Seanad debates
Tuesday, 28 May 2024
Employment Permits Bill 2022: Report and Final Stages
1:00 pm
Alice-Mary Higgins (Independent) | Oireachtas source
I thank the Minister of State for indicating she is happy to engage subsequently on the question of the trends. There is a problem with relying solely on the Workplace Relations Commission inspections. Those inspections can address the individual instances and highlight them. Of course, individual instances of the breach may be captured and responded to. I welcome the Minister of State's indication of serious measures to be taken for such breaches, but we are not necessarily talking about the breaches.Sometimes we are talking about the pattern. In many cases, it may not be the case that the terms and conditions have been breached; it may be the case that the terms and conditions of an employment contract are completely legal but very poor. We are moving towards a pattern of poor practice and a deterioration in terms and conditions. The latter may be legal but they are deteriorating.

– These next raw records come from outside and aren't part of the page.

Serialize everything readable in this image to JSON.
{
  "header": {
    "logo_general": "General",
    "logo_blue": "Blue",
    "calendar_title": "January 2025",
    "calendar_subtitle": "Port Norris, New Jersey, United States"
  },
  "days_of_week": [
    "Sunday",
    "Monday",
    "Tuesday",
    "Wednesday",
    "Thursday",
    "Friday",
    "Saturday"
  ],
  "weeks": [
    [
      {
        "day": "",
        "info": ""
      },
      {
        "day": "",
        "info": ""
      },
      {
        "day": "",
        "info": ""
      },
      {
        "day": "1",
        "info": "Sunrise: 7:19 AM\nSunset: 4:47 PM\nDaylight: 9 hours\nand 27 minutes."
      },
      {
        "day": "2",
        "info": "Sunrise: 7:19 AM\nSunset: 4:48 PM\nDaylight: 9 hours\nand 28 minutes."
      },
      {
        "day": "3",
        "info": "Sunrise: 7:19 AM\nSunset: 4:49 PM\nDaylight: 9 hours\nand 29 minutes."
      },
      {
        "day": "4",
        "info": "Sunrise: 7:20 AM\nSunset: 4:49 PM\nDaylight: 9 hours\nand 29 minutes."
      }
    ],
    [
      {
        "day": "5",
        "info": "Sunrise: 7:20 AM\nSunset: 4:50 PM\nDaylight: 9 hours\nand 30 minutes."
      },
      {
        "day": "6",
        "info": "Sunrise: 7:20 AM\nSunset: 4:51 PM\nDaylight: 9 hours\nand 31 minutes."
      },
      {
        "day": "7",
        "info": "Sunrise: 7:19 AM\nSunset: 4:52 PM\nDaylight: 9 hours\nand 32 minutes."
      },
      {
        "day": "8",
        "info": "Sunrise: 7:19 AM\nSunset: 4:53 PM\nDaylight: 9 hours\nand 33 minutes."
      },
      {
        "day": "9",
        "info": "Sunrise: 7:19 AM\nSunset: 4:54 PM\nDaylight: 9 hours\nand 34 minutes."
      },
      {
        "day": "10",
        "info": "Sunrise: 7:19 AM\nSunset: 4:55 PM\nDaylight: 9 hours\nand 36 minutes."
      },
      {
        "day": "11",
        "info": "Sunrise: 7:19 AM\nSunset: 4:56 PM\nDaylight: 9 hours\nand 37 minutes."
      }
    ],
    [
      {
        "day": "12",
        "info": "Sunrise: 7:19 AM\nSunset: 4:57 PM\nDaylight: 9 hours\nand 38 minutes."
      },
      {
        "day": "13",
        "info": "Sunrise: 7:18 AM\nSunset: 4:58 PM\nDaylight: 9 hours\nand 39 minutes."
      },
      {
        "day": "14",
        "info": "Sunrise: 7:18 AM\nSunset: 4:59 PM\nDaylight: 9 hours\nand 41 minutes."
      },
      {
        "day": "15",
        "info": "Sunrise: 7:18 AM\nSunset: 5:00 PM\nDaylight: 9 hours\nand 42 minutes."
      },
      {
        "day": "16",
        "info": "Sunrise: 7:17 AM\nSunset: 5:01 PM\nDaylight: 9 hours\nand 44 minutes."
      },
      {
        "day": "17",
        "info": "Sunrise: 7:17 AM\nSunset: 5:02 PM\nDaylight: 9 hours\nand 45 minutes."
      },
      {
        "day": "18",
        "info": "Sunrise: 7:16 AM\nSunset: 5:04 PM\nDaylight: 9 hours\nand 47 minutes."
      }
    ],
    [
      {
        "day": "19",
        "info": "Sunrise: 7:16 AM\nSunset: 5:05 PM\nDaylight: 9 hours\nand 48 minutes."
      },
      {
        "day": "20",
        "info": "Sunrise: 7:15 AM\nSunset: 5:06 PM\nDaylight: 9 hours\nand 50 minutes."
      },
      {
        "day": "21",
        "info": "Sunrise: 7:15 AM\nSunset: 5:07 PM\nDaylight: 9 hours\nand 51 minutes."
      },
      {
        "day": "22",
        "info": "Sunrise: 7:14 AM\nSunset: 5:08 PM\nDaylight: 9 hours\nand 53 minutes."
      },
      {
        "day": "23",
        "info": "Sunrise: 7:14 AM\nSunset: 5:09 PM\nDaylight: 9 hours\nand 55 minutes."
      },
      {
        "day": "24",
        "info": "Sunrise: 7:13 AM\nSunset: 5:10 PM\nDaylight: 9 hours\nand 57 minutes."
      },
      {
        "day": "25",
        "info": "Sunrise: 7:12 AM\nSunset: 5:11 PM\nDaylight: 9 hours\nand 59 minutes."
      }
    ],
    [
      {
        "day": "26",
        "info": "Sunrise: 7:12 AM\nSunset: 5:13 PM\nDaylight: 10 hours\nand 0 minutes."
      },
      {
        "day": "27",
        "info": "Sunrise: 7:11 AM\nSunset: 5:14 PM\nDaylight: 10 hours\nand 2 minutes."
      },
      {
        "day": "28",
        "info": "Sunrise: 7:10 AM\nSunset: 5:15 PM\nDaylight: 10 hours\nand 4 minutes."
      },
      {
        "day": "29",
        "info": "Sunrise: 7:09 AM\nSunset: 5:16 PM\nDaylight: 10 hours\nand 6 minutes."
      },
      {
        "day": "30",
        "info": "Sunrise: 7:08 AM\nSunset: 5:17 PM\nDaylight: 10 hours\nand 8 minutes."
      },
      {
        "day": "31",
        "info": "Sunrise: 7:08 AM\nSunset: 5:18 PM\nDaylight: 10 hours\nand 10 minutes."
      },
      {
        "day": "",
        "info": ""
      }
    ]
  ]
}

That is where certain sectoral analysis comes in. For example, we worked hard at one point to have joint labour committees introduced. The idea was that we were trying to raise the bar on a sector-by-sector basis and improve standards. I give credit to the Government because, for instance, progress has been made in areas such as childcare and there has been an attempt to raise the bar in terms of standards in the sector.
The concern is to ensure that in the context of seasonal and regular permit holders, we monitor the comparative in order to ensure that seasonal permits or the threat of moving to them are not used to drive down standards and terms and conditions for workers in a sector. All of that might be legal, but the focus must be on the pattern. When we identify the pattern, we must identify whether workers' terms and conditions and their remuneration are improving in line with inflation and the cost of everything or whether they are deteriorating. Regardless of whether that deterioration is legal, it is certainly not the policy intent of the Minister of State, the Government or any of us in the Oireachtas. That is why it is so important to ensure that the patterns are monitored. It is not a case of looking at breaches of the rules; we must look at the impact of new laws in order that we can identify whether some of them have had an inadvertently negative impact.
I will press the amendment, but I look forward to engaging with the Minister of State on the question of trends. It is something to be considered. While monitoring every case may be onerous, I do not believe that it is too onerous to identify cross-sections. For example, the Department or some of the many research bodies to which the Government has access should have the capacity to sample the conditions of regular and seasonal permit holders across a number of key and relevant sectors.